Untangling online disinformation with Jane Lytvynenko

For BuzzFeed News reporter Jane Lytvynenko, disinformation in the media is a widespread and concerning issue. The 2016 U.S. election, Myanmar gaining internet access 2013, and the 2014 protests in Ukraine, were events where disinformation led to hate and violence – and Lytvynenko’s job is to try to untangle it. “We collect all the falsehoods online, and we roll them into an ongoing post, which I also live tweet on Twitter, and we sometimes translate into video. What it does is it's essentially a public service. It shows people what information they shouldn't trust while the information vacuum is being filled by what we do know.”

Speaking to students in Lise Lareau’s COMN 4130 course recently, Jane explained how her team uses an online verification technique called open-source intelligence. This method, first used by various military operations, gathers information that is already publicly available and tells you as much as possible about a situation or a person. “What this means is, for instance, we see a video and we don't know where it came from what we do is we look at all the other instances where that video has been shot. If we're not able to find that, then we try to geolocate the video by trying to figure out what are the defining characteristics in the background that we can latch on to that can help us understand where the video was shot or when the video was shot. We look at things like the shape of mountain ranges the weather for the day where people may have been.” This highly specialized skill set ended up assisting Jane and her BuzzFeed coworkers in their unionization efforts. “When we were having the conversation about unionization and who should be the person to put their name forward, I volunteered because I knew that it would be difficult to replace me because I had this skill set.”

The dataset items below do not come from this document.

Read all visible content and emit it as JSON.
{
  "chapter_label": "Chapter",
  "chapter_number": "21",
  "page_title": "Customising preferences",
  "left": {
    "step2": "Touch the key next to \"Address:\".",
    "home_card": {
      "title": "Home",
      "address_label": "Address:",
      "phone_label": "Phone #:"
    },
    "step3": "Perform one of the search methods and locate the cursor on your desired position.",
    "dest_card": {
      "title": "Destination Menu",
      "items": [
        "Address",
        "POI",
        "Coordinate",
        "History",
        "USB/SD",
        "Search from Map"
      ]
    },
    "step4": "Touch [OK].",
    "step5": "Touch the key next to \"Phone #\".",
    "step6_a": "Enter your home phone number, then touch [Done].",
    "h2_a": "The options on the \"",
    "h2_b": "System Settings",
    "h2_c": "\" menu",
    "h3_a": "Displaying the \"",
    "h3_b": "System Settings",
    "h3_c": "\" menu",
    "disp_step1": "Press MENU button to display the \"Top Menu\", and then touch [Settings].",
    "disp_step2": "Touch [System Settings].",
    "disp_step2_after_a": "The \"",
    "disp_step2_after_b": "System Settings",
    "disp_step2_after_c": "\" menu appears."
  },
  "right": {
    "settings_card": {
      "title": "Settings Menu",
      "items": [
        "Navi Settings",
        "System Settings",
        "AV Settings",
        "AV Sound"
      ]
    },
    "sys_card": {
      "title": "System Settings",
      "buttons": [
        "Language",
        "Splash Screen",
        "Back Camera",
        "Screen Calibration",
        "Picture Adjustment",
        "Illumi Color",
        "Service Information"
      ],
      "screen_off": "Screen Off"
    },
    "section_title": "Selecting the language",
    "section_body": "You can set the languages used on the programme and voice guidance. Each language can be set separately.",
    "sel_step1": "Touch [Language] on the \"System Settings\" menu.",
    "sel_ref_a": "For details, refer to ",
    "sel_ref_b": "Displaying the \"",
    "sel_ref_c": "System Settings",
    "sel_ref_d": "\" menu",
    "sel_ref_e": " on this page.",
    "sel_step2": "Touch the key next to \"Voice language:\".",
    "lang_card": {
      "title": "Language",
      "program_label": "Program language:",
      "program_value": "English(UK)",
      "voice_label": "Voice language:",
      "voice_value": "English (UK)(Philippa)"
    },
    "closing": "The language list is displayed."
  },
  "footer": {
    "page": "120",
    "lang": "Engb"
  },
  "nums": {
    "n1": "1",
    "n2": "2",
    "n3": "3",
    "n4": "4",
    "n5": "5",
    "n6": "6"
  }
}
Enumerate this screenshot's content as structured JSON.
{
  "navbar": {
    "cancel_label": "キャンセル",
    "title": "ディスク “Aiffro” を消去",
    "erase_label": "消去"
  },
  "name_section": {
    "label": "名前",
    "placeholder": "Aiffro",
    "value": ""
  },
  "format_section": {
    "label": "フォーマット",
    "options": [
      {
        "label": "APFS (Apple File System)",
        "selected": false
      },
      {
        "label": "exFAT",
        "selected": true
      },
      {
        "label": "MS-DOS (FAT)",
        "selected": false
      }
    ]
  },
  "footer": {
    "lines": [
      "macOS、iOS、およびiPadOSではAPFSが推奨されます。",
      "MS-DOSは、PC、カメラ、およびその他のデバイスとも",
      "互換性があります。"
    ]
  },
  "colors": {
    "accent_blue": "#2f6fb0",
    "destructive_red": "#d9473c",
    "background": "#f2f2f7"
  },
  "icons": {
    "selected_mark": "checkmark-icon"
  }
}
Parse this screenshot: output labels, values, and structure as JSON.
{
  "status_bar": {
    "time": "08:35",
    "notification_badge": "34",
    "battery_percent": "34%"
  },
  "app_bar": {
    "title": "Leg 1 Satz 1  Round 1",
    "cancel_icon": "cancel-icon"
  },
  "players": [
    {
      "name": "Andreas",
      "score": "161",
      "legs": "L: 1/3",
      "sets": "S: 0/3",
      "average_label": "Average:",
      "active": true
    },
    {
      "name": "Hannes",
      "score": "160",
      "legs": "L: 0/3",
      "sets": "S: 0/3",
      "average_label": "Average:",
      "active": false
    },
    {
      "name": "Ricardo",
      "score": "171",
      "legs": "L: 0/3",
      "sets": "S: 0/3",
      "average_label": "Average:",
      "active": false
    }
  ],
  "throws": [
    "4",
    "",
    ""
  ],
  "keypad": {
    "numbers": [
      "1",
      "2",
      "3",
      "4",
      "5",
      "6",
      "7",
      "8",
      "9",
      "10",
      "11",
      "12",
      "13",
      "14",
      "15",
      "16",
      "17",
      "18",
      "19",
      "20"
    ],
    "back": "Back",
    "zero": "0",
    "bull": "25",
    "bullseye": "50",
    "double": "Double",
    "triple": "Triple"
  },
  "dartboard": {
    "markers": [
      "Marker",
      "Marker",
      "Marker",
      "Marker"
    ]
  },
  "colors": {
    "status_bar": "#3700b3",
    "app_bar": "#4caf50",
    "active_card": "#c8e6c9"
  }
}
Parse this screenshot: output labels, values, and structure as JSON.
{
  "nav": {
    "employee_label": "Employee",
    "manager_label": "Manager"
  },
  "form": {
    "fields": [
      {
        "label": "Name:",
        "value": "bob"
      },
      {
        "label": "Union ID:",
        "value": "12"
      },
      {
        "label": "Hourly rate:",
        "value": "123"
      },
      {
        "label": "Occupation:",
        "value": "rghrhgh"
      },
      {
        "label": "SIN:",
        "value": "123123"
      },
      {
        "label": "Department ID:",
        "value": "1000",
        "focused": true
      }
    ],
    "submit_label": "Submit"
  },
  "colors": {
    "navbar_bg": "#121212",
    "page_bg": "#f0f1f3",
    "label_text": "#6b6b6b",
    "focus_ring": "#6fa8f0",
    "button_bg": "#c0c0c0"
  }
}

The small BuzzFeed office began thinking of unionizing in 2018. Although most were on board, they deemed it too risky as the BuzzFeed UK team had failed in their unionization attempts. The idea was brought back though during a traumatic round of layoffs (that decimated 15% of the workforce) where it was revealed that the ones let go would not get a payout for the time off that they had accrued.

A letter, sent by the Workers Council and signed by nearly 600 BuzzFeed employees (including managers), was the single uniting catalyst that changed the company. “…really showed that the power of what workers can do when they say, 'no, we're all together on this issue. You're going to change the way the company has been run.'

Jane and her co-workers realized that the smartest solution would be to unionize at the same time as her U.S. colleagues. “We announced our intention to unionize on February 13th, which was perfectly timed with the U.S. union on the same day. That gave us a huge degree of protection that we really wouldn't have had if we unionized the year prior.”

Although there was pushback and hurdles, Lytvynenko and her co-workers eventually unionized in March 2019, making history in the process. "It is also the first time that any media union unionized with the same place (CMG in Canada, NewsGuild in the U.S.) - they're sister unions. It's the first time that that has ever happened."